Ce "rabonnissement des mégères" a toujours fait notre bonheur. "Rabonir", c'est "bonifier, rendre meilleur", et le terme était plus souvent utilisé, comme par Balzac dans Eugénie Grandet, à propos du vin que les bonnes caves amélioraient, jusqu'à ce que Louis Réau, dans son Iconographie de l'art chrétien (1955) ne l'applique aux talents de saint Mathurin à l'égard des méchantes femmes.

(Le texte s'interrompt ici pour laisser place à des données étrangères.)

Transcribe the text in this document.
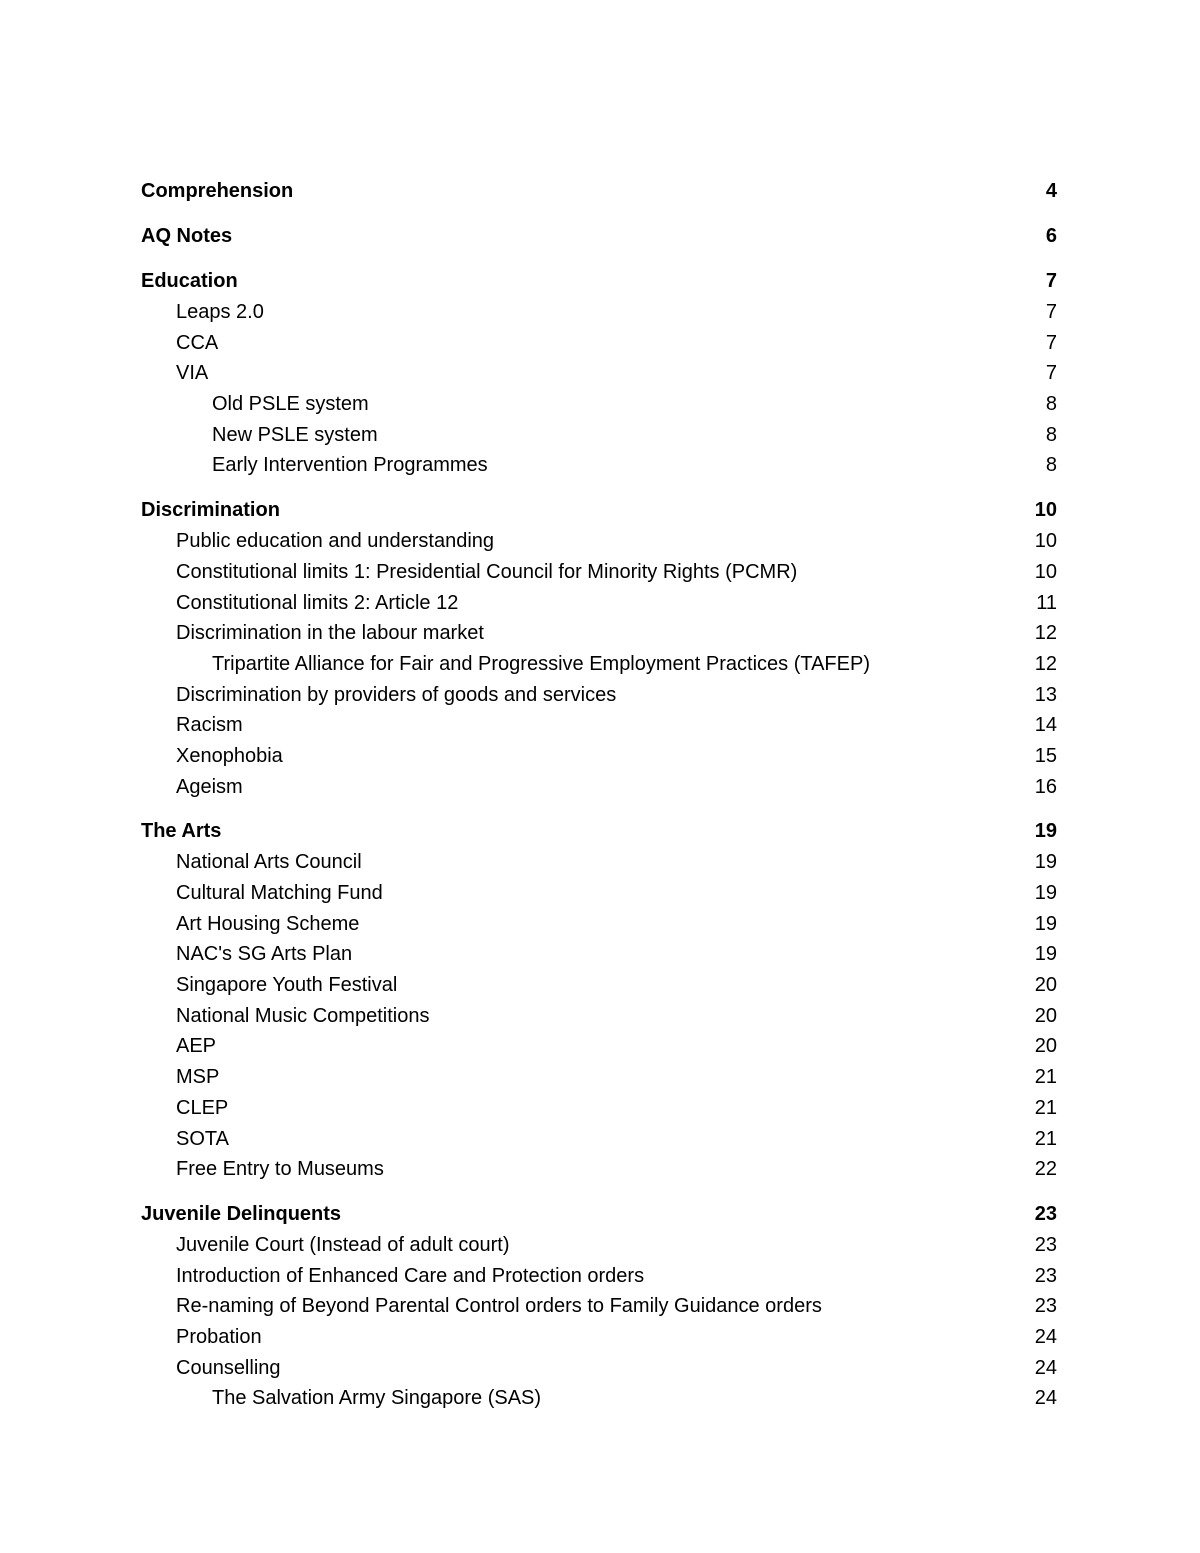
Comprehension	4
AQ Notes	6
Education	7
Leaps 2.0	7
CCA	7
VIA	7
Old PSLE system	8
New PSLE system	8
Early Intervention Programmes	8
Discrimination	10
Public education and understanding	10
Constitutional limits 1: Presidential Council for Minority Rights (PCMR)	10
Constitutional limits 2: Article 12	11
Discrimination in the labour market	12
Tripartite Alliance for Fair and Progressive Employment Practices (TAFEP)	12
Discrimination by providers of goods and services	13
Racism	14
Xenophobia	15
Ageism	16
The Arts	19
National Arts Council	19
Cultural Matching Fund	19
Art Housing Scheme	19
NAC's SG Arts Plan	19
Singapore Youth Festival	20
National Music Competitions	20
AEP	20
MSP	21
CLEP	21
SOTA	21
Free Entry to Museums	22
Juvenile Delinquents	23
Juvenile Court (Instead of adult court)	23
Introduction of Enhanced Care and Protection orders	23
Re-naming of Beyond Parental Control orders to Family Guidance orders	23
Probation	24
Counselling	24
The Salvation Army Singapore (SAS)	24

Quand aux "mégères", femmes acariâtres et méchantes, elles englobaient les mauvaises épouses, les belles-mères ou les belles-filles, ce qui laisse à penser que nombreux sont ceux qui souhaitaient invoquer le saint à l'intention d'une parente proche...
On sait en général que Mathurin est natif de la commune de Larchant, et qu'après sa conversion au christianisme, il fut ordonné prêtre par l'évêque Polycarpe. Il développa vite un don particulier pour chasser les démons des possédés et hystériques. Lorsqu'à Rome, tous les éxorcistes s'avérèrent incapable de soigner Théodora de sa folie, et que le démon lui-même, lors d'une séance, eut déclaré "Je ne sortirai point, si Mathurin le sénonais ne me chasse ; et c'est lui qui délivrera le peuple romain de la pestilence présente", on convoqua le saint. Il imposa les mains, fit avaler une cuillère d'huile, et Théodora fut guérie.
Mais ce que l'on connaît moins, c'est Saint Pipe. Le compagnon de Mathurin, un simple diacre qui accéda à la sainteté après la mort du saint exorciste pour avoir ramené le corps de son ami de Rome à Larchant. Lui-même mourût le 2 octobre 306. On ne le prie pas assez.